Monday, February 10, 2025

Estimating Volume Is Not One Of My Strong Suits

I like buffalo wings.

A lot.

And they're expensive. Especially from out.

So I usually make them at home. That's expensive too these days, but a lot cheaper than restaurant-bought, and mine generally come out OK.

However, the last few years I've made them using an oven or air fryer method, and I really prefer deep frying in oil.

Last week, I found a 1.5 liter deep fryer on sale for about $14 at Walmart. The cost of the fryer, and a 48-ounce jug of oil, and a four-pound bag of frozen wings, and a big jar of wing sauce, came to about $36.

That's less than a 32-piece order of buffalo wings from Domino's, and I'd have the fryer to use over and over again.

Fairly small fryer ... I figured I'd have to cook just eight wings or so at a time.

Nope.

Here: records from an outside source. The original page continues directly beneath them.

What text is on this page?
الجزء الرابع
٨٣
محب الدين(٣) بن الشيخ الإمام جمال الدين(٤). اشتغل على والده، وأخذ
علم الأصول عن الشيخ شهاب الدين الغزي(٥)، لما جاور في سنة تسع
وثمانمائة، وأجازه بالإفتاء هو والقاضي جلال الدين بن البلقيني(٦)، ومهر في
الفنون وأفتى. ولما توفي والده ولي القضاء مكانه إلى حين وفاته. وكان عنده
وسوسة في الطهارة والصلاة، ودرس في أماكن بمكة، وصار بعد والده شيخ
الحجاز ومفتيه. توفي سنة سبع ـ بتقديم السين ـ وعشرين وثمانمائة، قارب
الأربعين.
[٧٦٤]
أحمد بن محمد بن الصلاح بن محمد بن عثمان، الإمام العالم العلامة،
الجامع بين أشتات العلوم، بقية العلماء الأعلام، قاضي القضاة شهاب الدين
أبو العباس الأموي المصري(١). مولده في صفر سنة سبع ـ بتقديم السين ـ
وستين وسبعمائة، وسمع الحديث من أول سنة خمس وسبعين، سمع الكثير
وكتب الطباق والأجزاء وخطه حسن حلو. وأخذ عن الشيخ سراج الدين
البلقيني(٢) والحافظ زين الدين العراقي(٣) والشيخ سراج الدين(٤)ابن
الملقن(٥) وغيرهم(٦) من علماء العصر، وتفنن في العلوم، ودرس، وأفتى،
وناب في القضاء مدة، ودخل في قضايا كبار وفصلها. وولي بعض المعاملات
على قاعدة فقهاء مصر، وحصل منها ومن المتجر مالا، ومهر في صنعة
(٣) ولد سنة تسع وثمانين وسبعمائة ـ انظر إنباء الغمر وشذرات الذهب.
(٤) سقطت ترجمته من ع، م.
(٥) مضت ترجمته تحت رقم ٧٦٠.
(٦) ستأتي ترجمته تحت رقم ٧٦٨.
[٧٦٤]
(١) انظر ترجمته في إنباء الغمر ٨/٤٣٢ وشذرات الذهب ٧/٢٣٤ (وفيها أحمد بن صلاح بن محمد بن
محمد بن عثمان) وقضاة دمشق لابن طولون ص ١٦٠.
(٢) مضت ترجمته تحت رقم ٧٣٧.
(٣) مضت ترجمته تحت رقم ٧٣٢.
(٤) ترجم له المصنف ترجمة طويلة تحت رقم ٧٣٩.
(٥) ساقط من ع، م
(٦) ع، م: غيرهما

Three. Four if they were all the small part instead of the "drumette."

So, while I was doing other things around the house yesterday, pre-game, I cooked that four-pound bag, three or four wings at a time, and set them aside. Then, starting late during the pre-game show and later during commercial breaks, halftime, etc., I warmed them up five at a time in the microwave, tossed them in wing sauce, and had them as I watched.

I don't normally eat an entire four-pound bag of wings in one day, and didn't quite do so this time either. I had a little help. But I did wing out to the point of satiety. And in fairness, wings were the entirety of my food intake for the entire day other than my usual (lately) single small daily sweet.

Anyway, if you plan to go for substantial deep-frying, get something bigger than a 1.5 liter fryer. I suspect this one is meant for poor students who want to cook single servings of french fries in the dorm or whatever.